Her countenance falls, more visibly than she is herself perhaps aware of.
"Of course," she answers, in a constrained voice, "if you wish; we shall always be glad to see you, of course."
"I would not come often," says the poor young man wistfully; "once a week perhaps – so that we might get to know one another better; mother says – "
"Don't tell me any more of your mother's speeches to-day, or we shall have none left for to-morrow," interrupts Esther, with a sort of ironical playfulness, flapping about with her pocket-handkerchief at a squadron of young midges, and looking mild exasperation at the unlucky six-foot slave at her feet. Then she stretches out her hand, plucks a dandelion, or what was a dandelion a week ago, but is now a sphere of delicatest, fragilest, downspikes, and blows it like a child to see what o'clock it is. "One, two, three, four, five, six.
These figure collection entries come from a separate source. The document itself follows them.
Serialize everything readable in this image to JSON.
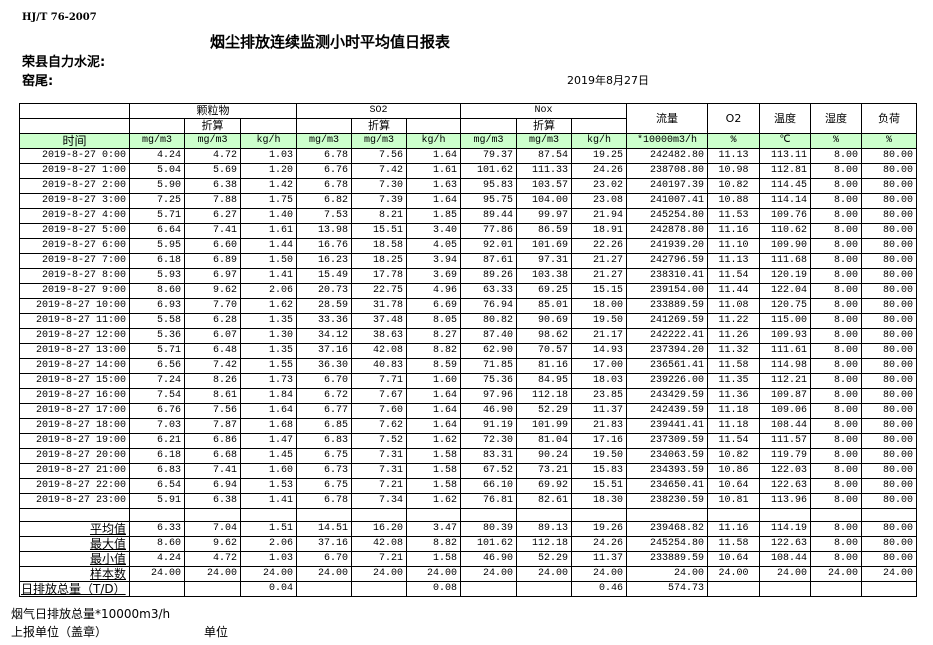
{
  "standard": "HJ/T  76-2007",
  "title": "烟尘排放连续监测小时平均值日报表",
  "company": "荣县自力水泥:",
  "kiln": "窑尾:",
  "date": "2019年8月27日",
  "header": {
    "groups": [
      "颗粒物",
      "SO2",
      "Nox"
    ],
    "converted": "折算",
    "flow": "流量",
    "o2": "O2",
    "temp": "温度",
    "humidity": "湿度",
    "load": "负荷",
    "units": [
      "时间",
      "mg/m3",
      "mg/m3",
      "kg/h",
      "mg/m3",
      "mg/m3",
      "kg/h",
      "mg/m3",
      "mg/m3",
      "kg/h",
      "*10000m3/h",
      "%",
      "℃",
      "%",
      "%"
    ]
  },
  "rows": [
    [
      "2019-8-27 0:00",
      "4.24",
      "4.72",
      "1.03",
      "6.78",
      "7.56",
      "1.64",
      "79.37",
      "87.54",
      "19.25",
      "242482.80",
      "11.13",
      "113.11",
      "8.00",
      "80.00"
    ],
    [
      "2019-8-27 1:00",
      "5.04",
      "5.69",
      "1.20",
      "6.76",
      "7.42",
      "1.61",
      "101.62",
      "111.33",
      "24.26",
      "238708.80",
      "10.98",
      "112.81",
      "8.00",
      "80.00"
    ],
    [
      "2019-8-27 2:00",
      "5.90",
      "6.38",
      "1.42",
      "6.78",
      "7.30",
      "1.63",
      "95.83",
      "103.57",
      "23.02",
      "240197.39",
      "10.82",
      "114.45",
      "8.00",
      "80.00"
    ],
    [
      "2019-8-27 3:00",
      "7.25",
      "7.88",
      "1.75",
      "6.82",
      "7.39",
      "1.64",
      "95.75",
      "104.00",
      "23.08",
      "241007.41",
      "10.88",
      "114.14",
      "8.00",
      "80.00"
    ],
    [
      "2019-8-27 4:00",
      "5.71",
      "6.27",
      "1.40",
      "7.53",
      "8.21",
      "1.85",
      "89.44",
      "99.97",
      "21.94",
      "245254.80",
      "11.53",
      "109.76",
      "8.00",
      "80.00"
    ],
    [
      "2019-8-27 5:00",
      "6.64",
      "7.41",
      "1.61",
      "13.98",
      "15.51",
      "3.40",
      "77.86",
      "86.59",
      "18.91",
      "242878.80",
      "11.16",
      "110.62",
      "8.00",
      "80.00"
    ],
    [
      "2019-8-27 6:00",
      "5.95",
      "6.60",
      "1.44",
      "16.76",
      "18.58",
      "4.05",
      "92.01",
      "101.69",
      "22.26",
      "241939.20",
      "11.10",
      "109.90",
      "8.00",
      "80.00"
    ],
    [
      "2019-8-27 7:00",
      "6.18",
      "6.89",
      "1.50",
      "16.23",
      "18.25",
      "3.94",
      "87.61",
      "97.31",
      "21.27",
      "242796.59",
      "11.13",
      "111.68",
      "8.00",
      "80.00"
    ],
    [
      "2019-8-27 8:00",
      "5.93",
      "6.97",
      "1.41",
      "15.49",
      "17.78",
      "3.69",
      "89.26",
      "103.38",
      "21.27",
      "238310.41",
      "11.54",
      "120.19",
      "8.00",
      "80.00"
    ],
    [
      "2019-8-27 9:00",
      "8.60",
      "9.62",
      "2.06",
      "20.73",
      "22.75",
      "4.96",
      "63.33",
      "69.25",
      "15.15",
      "239154.00",
      "11.44",
      "122.04",
      "8.00",
      "80.00"
    ],
    [
      "2019-8-27 10:00",
      "6.93",
      "7.70",
      "1.62",
      "28.59",
      "31.78",
      "6.69",
      "76.94",
      "85.01",
      "18.00",
      "233889.59",
      "11.08",
      "120.75",
      "8.00",
      "80.00"
    ],
    [
      "2019-8-27 11:00",
      "5.58",
      "6.28",
      "1.35",
      "33.36",
      "37.48",
      "8.05",
      "80.82",
      "90.69",
      "19.50",
      "241269.59",
      "11.22",
      "115.00",
      "8.00",
      "80.00"
    ],
    [
      "2019-8-27 12:00",
      "5.36",
      "6.07",
      "1.30",
      "34.12",
      "38.63",
      "8.27",
      "87.40",
      "98.62",
      "21.17",
      "242222.41",
      "11.26",
      "109.93",
      "8.00",
      "80.00"
    ],
    [
      "2019-8-27 13:00",
      "5.71",
      "6.48",
      "1.35",
      "37.16",
      "42.08",
      "8.82",
      "62.90",
      "70.57",
      "14.93",
      "237394.20",
      "11.32",
      "111.61",
      "8.00",
      "80.00"
    ],
    [
      "2019-8-27 14:00",
      "6.56",
      "7.42",
      "1.55",
      "36.30",
      "40.83",
      "8.59",
      "71.85",
      "81.16",
      "17.00",
      "236561.41",
      "11.58",
      "114.98",
      "8.00",
      "80.00"
    ],
    [
      "2019-8-27 15:00",
      "7.24",
      "8.26",
      "1.73",
      "6.70",
      "7.71",
      "1.60",
      "75.36",
      "84.95",
      "18.03",
      "239226.00",
      "11.35",
      "112.21",
      "8.00",
      "80.00"
    ],
    [
      "2019-8-27 16:00",
      "7.54",
      "8.61",
      "1.84",
      "6.72",
      "7.67",
      "1.64",
      "97.96",
      "112.18",
      "23.85",
      "243429.59",
      "11.36",
      "109.87",
      "8.00",
      "80.00"
    ],
    [
      "2019-8-27 17:00",
      "6.76",
      "7.56",
      "1.64",
      "6.77",
      "7.60",
      "1.64",
      "46.90",
      "52.29",
      "11.37",
      "242439.59",
      "11.18",
      "109.06",
      "8.00",
      "80.00"
    ],
    [
      "2019-8-27 18:00",
      "7.03",
      "7.87",
      "1.68",
      "6.85",
      "7.62",
      "1.64",
      "91.19",
      "101.99",
      "21.83",
      "239441.41",
      "11.18",
      "108.44",
      "8.00",
      "80.00"
    ],
    [
      "2019-8-27 19:00",
      "6.21",
      "6.86",
      "1.47",
      "6.83",
      "7.52",
      "1.62",
      "72.30",
      "81.04",
      "17.16",
      "237309.59",
      "11.54",
      "111.57",
      "8.00",
      "80.00"
    ],
    [
      "2019-8-27 20:00",
      "6.18",
      "6.68",
      "1.45",
      "6.75",
      "7.31",
      "1.58",
      "83.31",
      "90.24",
      "19.50",
      "234063.59",
      "10.82",
      "119.79",
      "8.00",
      "80.00"
    ],
    [
      "2019-8-27 21:00",
      "6.83",
      "7.41",
      "1.60",
      "6.73",
      "7.31",
      "1.58",
      "67.52",
      "73.21",
      "15.83",
      "234393.59",
      "10.86",
      "122.03",
      "8.00",
      "80.00"
    ],
    [
      "2019-8-27 22:00",
      "6.54",
      "6.94",
      "1.53",
      "6.75",
      "7.21",
      "1.58",
      "66.10",
      "69.92",
      "15.51",
      "234650.41",
      "10.64",
      "122.63",
      "8.00",
      "80.00"
    ],
    [
      "2019-8-27 23:00",
      "5.91",
      "6.38",
      "1.41",
      "6.78",
      "7.34",
      "1.62",
      "76.81",
      "82.61",
      "18.30",
      "238230.59",
      "10.81",
      "113.96",
      "8.00",
      "80.00"
    ]
  ],
  "summary": [
    [
      "平均值",
      "6.33",
      "7.04",
      "1.51",
      "14.51",
      "16.20",
      "3.47",
      "80.39",
      "89.13",
      "19.26",
      "239468.82",
      "11.16",
      "114.19",
      "8.00",
      "80.00"
    ],
    [
      "最大值",
      "8.60",
      "9.62",
      "2.06",
      "37.16",
      "42.08",
      "8.82",
      "101.62",
      "112.18",
      "24.26",
      "245254.80",
      "11.58",
      "122.63",
      "8.00",
      "80.00"
    ],
    [
      "最小值",
      "4.24",
      "4.72",
      "1.03",
      "6.70",
      "7.21",
      "1.58",
      "46.90",
      "52.29",
      "11.37",
      "233889.59",
      "10.64",
      "108.44",
      "8.00",
      "80.00"
    ],
    [
      "样本数",
      "24.00",
      "24.00",
      "24.00",
      "24.00",
      "24.00",
      "24.00",
      "24.00",
      "24.00",
      "24.00",
      "24.00",
      "24.00",
      "24.00",
      "24.00",
      "24.00"
    ]
  ],
  "daily_total": [
    "日排放总量（T/D）",
    "",
    "",
    "0.04",
    "",
    "",
    "0.08",
    "",
    "",
    "0.46",
    "574.73",
    "",
    "",
    "",
    ""
  ],
  "footer": {
    "flue_gas_total": "烟气日排放总量*10000m3/h",
    "reporting_unit": "上报单位（盖章）",
    "unit": "单位"
  },
  "colors": {
    "header_green": "#ccffcc",
    "grid": "#000000"
  }
}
Time to go home!" she says, flinging away the hollow stalk and springing up.
"It seems only five minutes since we came," says Robert, with a great sigh of good-bye, looking down at the long stretch of bruised grass that indicates his late resting-place.
"Do you think so?" exclaims Esther, opening her eyes very wide, and the most violent negative could not have expressed dissent more clearly.
So they pass home through the loudly vocal wood, and he parts from her under the porch. He had meant to squeeze her hand at parting; perhaps still bolder forms of adieu flitted before his mind's eye, but a certain expression in her face makes all such plans take to their heels. He looks as if he would come in if he were asked; but he is not asked, therefore, courage failing him, he departs. She stands in the shadow watching him, and thinks, "What bad boots! and is not one shoulder rather higher than the other?" It is not the least bit higher; no young fir is straighter than he; but when a thing belongs, or may possibly belong, to oneself, one waxes marvellous critical.